In 1998, Michael Costanza sued the show for US$100,000,000, claiming that he never gave permission for his name to be used and that, because of the character's appearance and behavior, he was not treated with respect. Costanza lost the suit, as the New York Supreme Court decided that Seinfeld and David "did not violate Michael Costanza's privacy rights when they created the character".

==Reception==
In a list of the "50 Greatest Sidekicks" compiled by Entertainment Weekly, George was placed third, behind Robin from the Batman franchise and The Tonight Show Starring Johnny Carson co-host Ed McMahon. On a Florida Times-Union list of the 50 greatest sitcom characters of all time, George was ranked third, behind Lucy Ricardo from I Love Lucy and Barney Fife from The Andy Griffith Show. In 1999, TV Guide published a list of the 50 best characters in television history, on which George was ranked 10th. The People called George the greatest television character on a list of the 100 best television characters. British comedian Ricky Gervais and Guardian columnist Marina Hyde have both called George "arguably the greatest sitcom character of all time".

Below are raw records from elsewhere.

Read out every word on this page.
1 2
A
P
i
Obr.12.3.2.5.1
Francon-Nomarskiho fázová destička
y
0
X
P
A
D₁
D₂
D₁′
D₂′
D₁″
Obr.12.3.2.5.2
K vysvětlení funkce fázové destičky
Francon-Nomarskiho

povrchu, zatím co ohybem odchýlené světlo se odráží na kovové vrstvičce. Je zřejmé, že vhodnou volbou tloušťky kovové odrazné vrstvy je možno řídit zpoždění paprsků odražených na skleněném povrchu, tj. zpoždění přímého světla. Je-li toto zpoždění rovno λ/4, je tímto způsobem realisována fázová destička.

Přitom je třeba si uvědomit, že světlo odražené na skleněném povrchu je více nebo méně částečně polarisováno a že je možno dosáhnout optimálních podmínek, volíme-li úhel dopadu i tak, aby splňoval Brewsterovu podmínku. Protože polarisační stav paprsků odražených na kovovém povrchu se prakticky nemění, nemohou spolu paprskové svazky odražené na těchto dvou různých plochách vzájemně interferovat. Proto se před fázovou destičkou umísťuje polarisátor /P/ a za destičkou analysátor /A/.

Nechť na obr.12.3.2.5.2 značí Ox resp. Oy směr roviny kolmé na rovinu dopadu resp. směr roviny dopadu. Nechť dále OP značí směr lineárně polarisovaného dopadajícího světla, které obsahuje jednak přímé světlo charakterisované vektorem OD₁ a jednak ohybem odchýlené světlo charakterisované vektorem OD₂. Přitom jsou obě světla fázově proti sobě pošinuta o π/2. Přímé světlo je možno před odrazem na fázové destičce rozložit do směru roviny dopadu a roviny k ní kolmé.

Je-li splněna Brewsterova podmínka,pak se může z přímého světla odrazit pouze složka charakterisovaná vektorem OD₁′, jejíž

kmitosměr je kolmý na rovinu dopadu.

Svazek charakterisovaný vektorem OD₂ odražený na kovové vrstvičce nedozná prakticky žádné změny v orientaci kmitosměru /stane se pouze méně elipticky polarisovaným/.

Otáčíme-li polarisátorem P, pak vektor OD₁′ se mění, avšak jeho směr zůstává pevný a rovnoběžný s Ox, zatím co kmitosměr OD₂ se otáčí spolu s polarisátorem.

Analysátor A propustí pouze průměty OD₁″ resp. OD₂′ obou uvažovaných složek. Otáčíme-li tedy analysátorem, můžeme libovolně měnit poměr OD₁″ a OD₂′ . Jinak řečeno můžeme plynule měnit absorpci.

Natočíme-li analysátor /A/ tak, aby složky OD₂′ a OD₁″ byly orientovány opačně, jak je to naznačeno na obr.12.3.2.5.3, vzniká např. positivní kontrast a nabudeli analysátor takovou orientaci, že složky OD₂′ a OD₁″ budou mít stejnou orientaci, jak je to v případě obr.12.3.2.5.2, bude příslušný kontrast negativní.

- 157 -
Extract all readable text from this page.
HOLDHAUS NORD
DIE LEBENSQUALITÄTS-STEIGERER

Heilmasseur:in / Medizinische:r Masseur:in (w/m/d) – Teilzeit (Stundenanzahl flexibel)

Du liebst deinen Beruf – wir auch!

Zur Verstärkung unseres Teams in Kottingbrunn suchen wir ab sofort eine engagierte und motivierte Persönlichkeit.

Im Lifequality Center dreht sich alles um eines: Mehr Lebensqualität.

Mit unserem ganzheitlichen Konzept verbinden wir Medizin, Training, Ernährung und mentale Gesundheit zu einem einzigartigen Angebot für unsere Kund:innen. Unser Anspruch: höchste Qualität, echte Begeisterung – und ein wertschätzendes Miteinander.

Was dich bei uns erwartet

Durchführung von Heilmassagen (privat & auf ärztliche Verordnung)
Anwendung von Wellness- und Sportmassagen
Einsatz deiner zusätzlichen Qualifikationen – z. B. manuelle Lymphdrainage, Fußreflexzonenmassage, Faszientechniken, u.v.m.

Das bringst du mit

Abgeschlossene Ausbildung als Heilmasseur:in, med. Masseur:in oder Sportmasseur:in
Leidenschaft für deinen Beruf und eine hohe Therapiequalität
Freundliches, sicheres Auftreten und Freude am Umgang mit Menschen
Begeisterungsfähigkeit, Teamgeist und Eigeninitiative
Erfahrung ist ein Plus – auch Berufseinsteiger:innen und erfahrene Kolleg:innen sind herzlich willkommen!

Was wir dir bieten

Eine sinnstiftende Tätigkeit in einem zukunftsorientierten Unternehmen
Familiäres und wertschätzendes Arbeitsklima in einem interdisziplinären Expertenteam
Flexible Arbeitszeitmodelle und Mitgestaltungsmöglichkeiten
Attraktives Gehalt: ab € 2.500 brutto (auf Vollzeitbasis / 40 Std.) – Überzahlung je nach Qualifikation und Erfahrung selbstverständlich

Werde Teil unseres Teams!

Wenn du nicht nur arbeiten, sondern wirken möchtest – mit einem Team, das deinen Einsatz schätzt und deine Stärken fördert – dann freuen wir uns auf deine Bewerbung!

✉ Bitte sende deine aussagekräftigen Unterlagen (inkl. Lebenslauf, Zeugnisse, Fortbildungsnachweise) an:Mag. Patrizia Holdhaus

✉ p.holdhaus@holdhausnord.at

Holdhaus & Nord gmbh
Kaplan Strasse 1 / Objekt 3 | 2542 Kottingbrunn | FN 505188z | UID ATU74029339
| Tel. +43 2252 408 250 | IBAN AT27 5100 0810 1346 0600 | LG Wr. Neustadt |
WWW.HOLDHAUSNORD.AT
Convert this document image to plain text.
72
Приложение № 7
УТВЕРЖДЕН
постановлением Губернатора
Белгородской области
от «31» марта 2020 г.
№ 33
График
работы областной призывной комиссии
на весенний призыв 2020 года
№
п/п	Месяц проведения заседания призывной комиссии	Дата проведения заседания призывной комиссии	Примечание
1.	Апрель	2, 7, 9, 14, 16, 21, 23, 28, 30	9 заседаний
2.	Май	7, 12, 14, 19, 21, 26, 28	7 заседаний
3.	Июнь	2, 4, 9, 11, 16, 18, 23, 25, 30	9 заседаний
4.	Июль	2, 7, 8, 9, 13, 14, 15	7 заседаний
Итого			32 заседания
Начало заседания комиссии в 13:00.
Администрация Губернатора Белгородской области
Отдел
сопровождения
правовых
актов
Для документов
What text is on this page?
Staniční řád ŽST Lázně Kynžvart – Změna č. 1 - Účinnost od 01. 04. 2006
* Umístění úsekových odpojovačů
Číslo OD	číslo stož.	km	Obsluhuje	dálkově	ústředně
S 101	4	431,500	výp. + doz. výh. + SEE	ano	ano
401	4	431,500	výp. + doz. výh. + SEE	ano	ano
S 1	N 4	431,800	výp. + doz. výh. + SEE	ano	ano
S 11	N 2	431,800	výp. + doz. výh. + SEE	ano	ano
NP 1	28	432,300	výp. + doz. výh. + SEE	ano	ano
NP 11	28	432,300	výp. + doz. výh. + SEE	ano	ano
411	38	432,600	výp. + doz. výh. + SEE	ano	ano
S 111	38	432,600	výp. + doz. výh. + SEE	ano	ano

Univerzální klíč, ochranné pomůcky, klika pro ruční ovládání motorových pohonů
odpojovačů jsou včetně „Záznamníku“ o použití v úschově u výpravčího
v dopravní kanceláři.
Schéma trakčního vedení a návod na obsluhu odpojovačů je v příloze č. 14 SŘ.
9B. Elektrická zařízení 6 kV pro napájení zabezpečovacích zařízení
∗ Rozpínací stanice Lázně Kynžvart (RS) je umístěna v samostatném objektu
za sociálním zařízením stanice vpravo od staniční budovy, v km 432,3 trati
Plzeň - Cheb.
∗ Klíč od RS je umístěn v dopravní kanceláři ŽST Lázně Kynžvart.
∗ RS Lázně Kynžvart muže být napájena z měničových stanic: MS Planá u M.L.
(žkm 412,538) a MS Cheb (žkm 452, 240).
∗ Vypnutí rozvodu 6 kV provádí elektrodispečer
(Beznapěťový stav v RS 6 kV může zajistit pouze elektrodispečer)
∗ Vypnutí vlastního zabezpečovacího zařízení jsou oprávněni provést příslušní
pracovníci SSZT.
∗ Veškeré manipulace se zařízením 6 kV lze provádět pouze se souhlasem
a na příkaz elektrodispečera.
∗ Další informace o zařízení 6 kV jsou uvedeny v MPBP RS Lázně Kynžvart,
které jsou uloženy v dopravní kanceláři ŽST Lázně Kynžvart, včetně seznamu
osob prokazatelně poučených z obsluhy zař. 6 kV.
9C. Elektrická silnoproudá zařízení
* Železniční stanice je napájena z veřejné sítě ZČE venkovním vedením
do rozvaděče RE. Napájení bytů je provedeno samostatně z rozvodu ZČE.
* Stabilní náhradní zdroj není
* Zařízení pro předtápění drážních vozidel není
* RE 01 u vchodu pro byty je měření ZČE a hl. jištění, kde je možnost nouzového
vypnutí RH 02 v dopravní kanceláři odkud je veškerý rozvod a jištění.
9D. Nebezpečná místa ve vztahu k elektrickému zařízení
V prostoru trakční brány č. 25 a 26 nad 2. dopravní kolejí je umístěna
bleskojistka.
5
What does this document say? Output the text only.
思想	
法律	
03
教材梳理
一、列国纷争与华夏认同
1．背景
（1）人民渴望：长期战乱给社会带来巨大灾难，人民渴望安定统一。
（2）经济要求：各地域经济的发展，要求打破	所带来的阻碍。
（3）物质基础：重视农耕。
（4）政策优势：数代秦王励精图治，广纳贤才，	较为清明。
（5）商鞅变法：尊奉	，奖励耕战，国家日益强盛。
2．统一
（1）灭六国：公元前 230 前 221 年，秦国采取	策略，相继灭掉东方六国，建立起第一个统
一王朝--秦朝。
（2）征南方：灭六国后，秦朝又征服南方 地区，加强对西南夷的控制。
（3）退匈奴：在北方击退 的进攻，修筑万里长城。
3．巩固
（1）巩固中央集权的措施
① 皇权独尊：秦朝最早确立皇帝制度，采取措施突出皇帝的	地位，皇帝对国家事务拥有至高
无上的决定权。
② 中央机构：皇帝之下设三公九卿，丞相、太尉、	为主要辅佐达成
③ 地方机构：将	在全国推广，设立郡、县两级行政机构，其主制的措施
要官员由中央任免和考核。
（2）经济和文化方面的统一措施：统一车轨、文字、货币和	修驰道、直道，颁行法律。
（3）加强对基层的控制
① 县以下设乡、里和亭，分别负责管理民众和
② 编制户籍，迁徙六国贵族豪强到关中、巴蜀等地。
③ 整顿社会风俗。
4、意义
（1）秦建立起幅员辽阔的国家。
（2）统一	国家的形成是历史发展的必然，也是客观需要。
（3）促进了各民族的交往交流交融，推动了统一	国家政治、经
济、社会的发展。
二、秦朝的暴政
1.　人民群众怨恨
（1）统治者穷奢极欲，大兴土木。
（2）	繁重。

For his performance as George, Alexander was nominated for various awards. In 1992, he received his first Primetime Emmy Award nomination in the category Outstanding Supporting Actor in a Comedy Series; however, he lost the award to Michael Jeter for Evening Shade. He received nominations in the same category the following six years, but failed to win each year. In addition, Alexander was nominated for four Golden Globe Awards—in 1993, 1994, 1995, and 1998—in the Best Supporting Actor in a Series, Miniseries or Motion Picture Made for Television category, but never won the award. In 1995, Alexander received the Screen Actors Guild Award for Outstanding Performance by a Male Actor in a Comedy Series, he also shared the Screen Actors Guild Award for Outstanding Performance by an Ensemble in a Comedy Series with Seinfeld, Louis-Dreyfus, and Richards. From 1996 through 1998, Alexander was nominated in the same two categories, co-winning the ensemble award in 1997 and 1998. In 1999, he was nominated for Outstanding Performance by a Male Actor in a Comedy Series for the last time, but lost to Michael J. Fox for his portrayal of Michael Flaherty on Spin City. In 1992 and 1993, Alexander won the American Comedy Award for Funniest Supporting Male Performer in a TV Series. He was also nominated for the award in 1996 (with Richards) and 1999 but did not win again.